Hi all,
Knowing that it's a data corruption issue, the only way to fix this is to vacuum and reindex the database. What was suggested was the following:
SET zero_damaged_pages = 0; # This is so that we can have the application to continue to run
VACUUM FULL VERBOSE ANALYSE; # Do a full vacuum and analyse the problem if possible.
REINDEX DATABASE "core"; # Then do a reindex and clean it up.

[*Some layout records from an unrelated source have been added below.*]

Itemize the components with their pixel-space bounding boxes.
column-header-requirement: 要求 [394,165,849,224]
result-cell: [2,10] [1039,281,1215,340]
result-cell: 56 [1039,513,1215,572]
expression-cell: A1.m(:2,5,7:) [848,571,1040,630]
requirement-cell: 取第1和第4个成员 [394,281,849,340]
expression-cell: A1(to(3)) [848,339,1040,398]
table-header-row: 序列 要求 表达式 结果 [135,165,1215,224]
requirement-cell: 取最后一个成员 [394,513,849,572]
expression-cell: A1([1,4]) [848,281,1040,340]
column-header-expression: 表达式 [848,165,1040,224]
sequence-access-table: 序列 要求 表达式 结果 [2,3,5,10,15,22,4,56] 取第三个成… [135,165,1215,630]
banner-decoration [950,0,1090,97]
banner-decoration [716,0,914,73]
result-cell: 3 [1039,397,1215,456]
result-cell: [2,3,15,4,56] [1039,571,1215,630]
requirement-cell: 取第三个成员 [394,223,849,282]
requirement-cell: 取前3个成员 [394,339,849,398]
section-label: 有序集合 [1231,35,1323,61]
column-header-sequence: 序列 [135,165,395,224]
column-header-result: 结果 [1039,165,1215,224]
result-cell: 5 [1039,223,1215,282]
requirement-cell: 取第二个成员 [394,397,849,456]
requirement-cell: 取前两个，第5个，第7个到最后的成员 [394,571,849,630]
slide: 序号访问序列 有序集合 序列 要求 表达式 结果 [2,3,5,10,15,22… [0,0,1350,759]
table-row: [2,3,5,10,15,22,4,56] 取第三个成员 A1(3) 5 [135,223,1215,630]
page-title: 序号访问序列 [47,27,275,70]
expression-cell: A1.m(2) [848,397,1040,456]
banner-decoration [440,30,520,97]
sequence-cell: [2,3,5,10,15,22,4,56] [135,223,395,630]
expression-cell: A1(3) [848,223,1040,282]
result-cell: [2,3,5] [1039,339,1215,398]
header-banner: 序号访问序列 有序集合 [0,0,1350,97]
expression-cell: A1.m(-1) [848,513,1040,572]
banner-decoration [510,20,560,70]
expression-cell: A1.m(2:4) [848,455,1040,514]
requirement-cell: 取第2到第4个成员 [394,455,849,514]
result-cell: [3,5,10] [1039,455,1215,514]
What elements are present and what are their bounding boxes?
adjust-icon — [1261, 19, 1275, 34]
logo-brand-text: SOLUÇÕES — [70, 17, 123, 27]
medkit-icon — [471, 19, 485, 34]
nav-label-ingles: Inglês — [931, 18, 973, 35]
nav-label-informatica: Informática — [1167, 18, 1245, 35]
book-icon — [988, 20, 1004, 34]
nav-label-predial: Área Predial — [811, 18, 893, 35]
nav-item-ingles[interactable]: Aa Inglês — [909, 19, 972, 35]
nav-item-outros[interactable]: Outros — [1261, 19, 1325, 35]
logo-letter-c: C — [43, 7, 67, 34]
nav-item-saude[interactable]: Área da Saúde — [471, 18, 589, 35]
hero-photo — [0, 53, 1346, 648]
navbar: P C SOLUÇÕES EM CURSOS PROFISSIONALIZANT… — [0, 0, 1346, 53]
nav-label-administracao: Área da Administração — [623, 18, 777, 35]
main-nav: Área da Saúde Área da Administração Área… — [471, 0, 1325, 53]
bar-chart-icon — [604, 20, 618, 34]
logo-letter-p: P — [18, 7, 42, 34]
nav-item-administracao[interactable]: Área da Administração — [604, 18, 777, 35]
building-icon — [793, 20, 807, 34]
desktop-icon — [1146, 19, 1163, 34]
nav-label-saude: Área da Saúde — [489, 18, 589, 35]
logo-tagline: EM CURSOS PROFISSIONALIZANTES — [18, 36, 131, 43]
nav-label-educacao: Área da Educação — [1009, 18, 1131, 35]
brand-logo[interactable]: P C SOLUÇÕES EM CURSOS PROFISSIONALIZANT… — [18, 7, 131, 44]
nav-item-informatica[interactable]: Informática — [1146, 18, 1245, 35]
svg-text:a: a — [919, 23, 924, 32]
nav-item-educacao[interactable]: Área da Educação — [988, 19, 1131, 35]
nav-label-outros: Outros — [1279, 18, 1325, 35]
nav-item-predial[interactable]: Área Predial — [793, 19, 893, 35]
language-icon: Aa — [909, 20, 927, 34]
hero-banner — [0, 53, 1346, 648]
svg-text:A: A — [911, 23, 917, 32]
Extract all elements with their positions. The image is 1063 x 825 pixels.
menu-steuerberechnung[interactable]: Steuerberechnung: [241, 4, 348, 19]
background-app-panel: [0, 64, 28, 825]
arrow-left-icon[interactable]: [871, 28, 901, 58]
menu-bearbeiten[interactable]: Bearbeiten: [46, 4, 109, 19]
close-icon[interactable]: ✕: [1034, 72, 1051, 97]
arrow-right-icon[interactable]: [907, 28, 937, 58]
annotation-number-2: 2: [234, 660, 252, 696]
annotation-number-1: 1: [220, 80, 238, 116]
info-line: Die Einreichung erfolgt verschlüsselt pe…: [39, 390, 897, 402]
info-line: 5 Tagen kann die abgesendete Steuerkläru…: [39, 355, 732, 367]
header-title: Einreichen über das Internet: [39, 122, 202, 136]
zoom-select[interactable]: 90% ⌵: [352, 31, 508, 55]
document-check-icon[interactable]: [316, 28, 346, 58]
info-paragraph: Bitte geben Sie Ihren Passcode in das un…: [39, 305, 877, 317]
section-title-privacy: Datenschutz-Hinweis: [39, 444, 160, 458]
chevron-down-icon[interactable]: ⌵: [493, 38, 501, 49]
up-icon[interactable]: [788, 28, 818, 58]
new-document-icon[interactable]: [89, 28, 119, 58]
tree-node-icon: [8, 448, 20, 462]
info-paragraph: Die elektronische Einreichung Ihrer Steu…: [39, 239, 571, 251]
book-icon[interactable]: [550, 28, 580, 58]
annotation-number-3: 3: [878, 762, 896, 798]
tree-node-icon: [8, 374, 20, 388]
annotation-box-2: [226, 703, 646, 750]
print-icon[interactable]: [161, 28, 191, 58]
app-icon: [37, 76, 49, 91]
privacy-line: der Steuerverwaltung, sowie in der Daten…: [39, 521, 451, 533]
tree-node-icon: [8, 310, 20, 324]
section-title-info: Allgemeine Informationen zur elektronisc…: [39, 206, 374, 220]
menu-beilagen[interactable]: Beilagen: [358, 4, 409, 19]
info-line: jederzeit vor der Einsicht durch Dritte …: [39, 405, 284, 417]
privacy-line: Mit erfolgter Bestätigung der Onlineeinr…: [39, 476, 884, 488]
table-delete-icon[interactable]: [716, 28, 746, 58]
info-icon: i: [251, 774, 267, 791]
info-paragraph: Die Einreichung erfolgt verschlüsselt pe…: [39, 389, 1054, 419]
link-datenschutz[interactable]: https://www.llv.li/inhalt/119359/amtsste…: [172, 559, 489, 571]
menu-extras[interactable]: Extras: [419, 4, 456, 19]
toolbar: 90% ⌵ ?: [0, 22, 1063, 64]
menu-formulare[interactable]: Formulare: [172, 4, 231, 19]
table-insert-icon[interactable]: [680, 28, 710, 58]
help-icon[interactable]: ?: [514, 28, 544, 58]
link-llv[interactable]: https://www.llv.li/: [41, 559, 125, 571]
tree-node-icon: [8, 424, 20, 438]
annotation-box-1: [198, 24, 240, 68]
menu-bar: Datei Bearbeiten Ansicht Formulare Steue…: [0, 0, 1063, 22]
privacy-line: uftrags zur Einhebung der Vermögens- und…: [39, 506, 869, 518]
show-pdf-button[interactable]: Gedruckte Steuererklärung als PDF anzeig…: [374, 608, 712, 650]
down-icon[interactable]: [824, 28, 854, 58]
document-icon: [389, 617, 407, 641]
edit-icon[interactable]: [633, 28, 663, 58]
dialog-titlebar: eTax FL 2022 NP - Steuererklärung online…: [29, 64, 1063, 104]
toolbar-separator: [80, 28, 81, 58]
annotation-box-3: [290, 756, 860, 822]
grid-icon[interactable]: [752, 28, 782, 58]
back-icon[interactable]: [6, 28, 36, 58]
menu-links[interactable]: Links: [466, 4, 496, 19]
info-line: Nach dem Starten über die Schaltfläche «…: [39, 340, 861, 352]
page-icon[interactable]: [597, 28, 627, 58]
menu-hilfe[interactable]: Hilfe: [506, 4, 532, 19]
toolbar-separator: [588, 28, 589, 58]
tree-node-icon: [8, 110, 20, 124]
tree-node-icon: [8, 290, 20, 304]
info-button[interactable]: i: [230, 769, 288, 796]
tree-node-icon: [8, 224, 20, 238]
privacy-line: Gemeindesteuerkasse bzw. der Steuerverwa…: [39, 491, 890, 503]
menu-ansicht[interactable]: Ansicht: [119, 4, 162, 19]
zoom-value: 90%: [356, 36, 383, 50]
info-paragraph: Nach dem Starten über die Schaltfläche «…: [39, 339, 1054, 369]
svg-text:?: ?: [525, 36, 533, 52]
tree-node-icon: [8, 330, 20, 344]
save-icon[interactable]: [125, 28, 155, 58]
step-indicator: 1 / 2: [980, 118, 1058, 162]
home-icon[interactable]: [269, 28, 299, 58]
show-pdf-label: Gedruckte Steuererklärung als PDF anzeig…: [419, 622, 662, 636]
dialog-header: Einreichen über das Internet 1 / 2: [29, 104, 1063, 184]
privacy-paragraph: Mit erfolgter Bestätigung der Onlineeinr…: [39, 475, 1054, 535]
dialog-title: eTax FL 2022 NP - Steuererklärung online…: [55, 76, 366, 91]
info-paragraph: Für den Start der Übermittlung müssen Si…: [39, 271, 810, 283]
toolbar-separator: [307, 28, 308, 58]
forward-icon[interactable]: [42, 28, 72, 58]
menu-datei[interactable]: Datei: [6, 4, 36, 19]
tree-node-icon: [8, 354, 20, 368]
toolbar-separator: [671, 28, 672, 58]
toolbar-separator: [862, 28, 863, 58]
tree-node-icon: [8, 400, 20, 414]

We're on Postgresql 12. This has worked before it happened (almost exactly a year ago) and I think this needs a more permanent solution. I've looked at routine vacuuming and checked the autovacuum is set to on and the following configurations:
core=> select name, setting from pg_settings where name like 'autovacuum%';
name | setting
-------------------------------------+-----------
autovacuum | on
autovacuum_analyze_scale_factor | 0.1
autovacuum_analyze_threshold | 50
autovacuum_freeze_max_age | 200000000
autovacuum_max_workers | 3
autovacuum_multixact_freeze_max_age | 400000000
autovacuum_naptime | 60
autovacuum_vacuum_cost_delay | 2
autovacuum_vacuum_cost_limit | -1
autovacuum_vacuum_scale_factor | 0.2
autovacuum_vacuum_threshold | 50
autovacuum_work_mem | -1
(12 rows)
Can anyone advise if there's anything else we can do? We have no clue what causes the invalid page block and we are running a High Availability cluster set up but we are hoping that there may be a way to mitigate it.